Saint Grégoire le Théologien : « Pourquoi Dieu prend-Il en notre faveur la nature humaine? Pour que nous soyons tous sauvés. En effet, quelle autre raison pourrait-il y avoir (2)? » Saint Jean Chrysostome: « Étant Dieu, Il ne prit notre chair et ne se fit homme que pour le salut du genre humain (3). » Saint Basile le Grand : « L'économie de Dieu et de notre Sauveur par rapport à l'homme, c'est de le rappeler de son état de chute, et de le ramener en communion avec Dieu de l'état d'éloignement où l'a mis la désobéissance. Si le Christ vint en chair, s'll prescrivit dans l'Évangile des règles de vie; s'il y eut ses souffrances, sa croix, sa sépulture, sa résurrection, c'est afin que l'homme, sauvé par l'imitation de Christ, revînt à son premier état d'enfant de Dieu (4). » Le bienheureux Augustin : « Le Seigneur Jésus-Christ ne vint que pour sauver les pécheurs, pour abolir les souffrances, guérir les plaies, et la médecine n'est plus nécessaire (5). » Saint Grégoire le Grand : « Si Adam n'avait pas péché, le Rédempteur n'aurait pas eu besoin de prendre notre chair (6). » Les mêmes idées se retrouvent dans Didyme d'Alexandrie (7), Ambroise (8), Macaire le Grand (9), Léon le Grand et d'autres (10). Ainsi est complétement refutée la fausse doctrine des Pélagiens et des autres hétérodoxes qui prétendent que le Fils de Dieu serait venu sur la terre et se serait incarné même dans le cas où l'homme ne serait pas tombé (11).

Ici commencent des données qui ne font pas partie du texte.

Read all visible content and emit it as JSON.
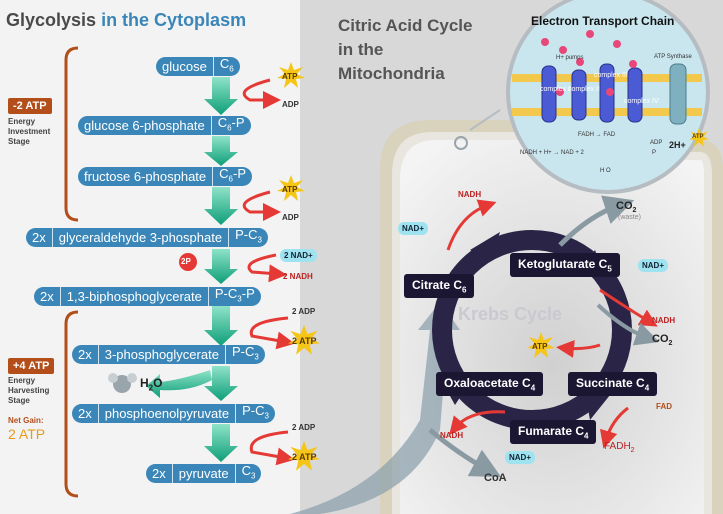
{
  "glycolysis": {
    "title_part1": "Glycolysis ",
    "title_part2": "in the Cytoplasm",
    "investment": {
      "badge": "-2 ATP",
      "label": "Energy Investment Stage"
    },
    "harvesting": {
      "badge": "+4 ATP",
      "label": "Energy Harvesting Stage",
      "net_label": "Net Gain:",
      "net_value": "2 ATP"
    },
    "molecules": [
      {
        "name": "glucose",
        "formula": "C",
        "sub": "6",
        "suffix": ""
      },
      {
        "name": "glucose 6-phosphate",
        "formula": "C",
        "sub": "6",
        "suffix": "-P"
      },
      {
        "name": "fructose 6-phosphate",
        "formula": "C",
        "sub": "6",
        "suffix": "-P"
      },
      {
        "mult": "2x",
        "name": "glyceraldehyde 3-phosphate",
        "formula": "P-C",
        "sub": "3",
        "suffix": ""
      },
      {
        "mult": "2x",
        "name": "1,3-biphosphoglycerate",
        "formula": "P-C",
        "sub": "3",
        "suffix": "-P"
      },
      {
        "mult": "2x",
        "name": "3-phosphoglycerate",
        "formula": "P-C",
        "sub": "3",
        "suffix": ""
      },
      {
        "mult": "2x",
        "name": "phosphoenolpyruvate",
        "formula": "P-C",
        "sub": "3",
        "suffix": ""
      },
      {
        "mult": "2x",
        "name": "pyruvate",
        "formula": "C",
        "sub": "3",
        "suffix": ""
      }
    ],
    "atp": "ATP",
    "adp": "ADP",
    "two_adp": "2 ADP",
    "two_atp": "2 ATP",
    "two_nad": "2 NAD+",
    "two_nadh": "2 NADH",
    "two_p": "2P",
    "water": "H",
    "water_sub": "2",
    "water_o": "O"
  },
  "citric": {
    "title_l1": "Citric Acid Cycle",
    "title_l2": "in the",
    "title_l3": "Mitochondria",
    "cycle_label": "Krebs Cycle",
    "nodes": [
      {
        "name": "Citrate C",
        "sub": "6"
      },
      {
        "name": "Ketoglutarate C",
        "sub": "5"
      },
      {
        "name": "Succinate C",
        "sub": "4"
      },
      {
        "name": "Fumarate C",
        "sub": "4"
      },
      {
        "name": "Oxaloacetate C",
        "sub": "4"
      }
    ],
    "nad": "NAD+",
    "nadh": "NADH",
    "co2": "CO",
    "co2_sub": "2",
    "waste": "(waste)",
    "atp": "ATP",
    "fad": "FAD",
    "fadh": "FADH",
    "fadh_sub": "2",
    "coa": "CoA"
  },
  "etc": {
    "title": "Electron Transport Chain",
    "complex_ii": "complex II",
    "complex_iii": "complex III",
    "complex_i": "complex I",
    "complex_iv": "complex IV",
    "atp_synthase": "ATP Synthase",
    "h_pumps": "H+ pumps",
    "fadh2": "FADH",
    "fad": "FAD",
    "nadh": "NADH + H+",
    "nad": "NAD + 2",
    "h2o": "H O",
    "adp": "ADP",
    "p": "P",
    "two_h": "2H+",
    "atp": "ATP"
  },
  "colors": {
    "pill": "#3a86b8",
    "arrow": "#1aa98a",
    "badge": "#b34e1a",
    "atp": "#f5c518",
    "cycle": "#2a2547",
    "red": "#e53935"
  }
}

(1) De Incarnat. Dei, n. 4.

(2) Serm. sur la Theol., iv; Œuvr. des saints Pères, 11, 79.

(3) In Genes. homil. III, n. 4; XXIII, n. 6.

(4) Sur le Saint-Esprit, chap. 15; Œuvr. des saints Pères, vii, 282.

(5) Serm. de Verbis Domini, vi. Et ailleurs : « Si homo non periisset, Filius << hominis non venisset. » Serm. CLXXIV, n. 2; cf. n. 8.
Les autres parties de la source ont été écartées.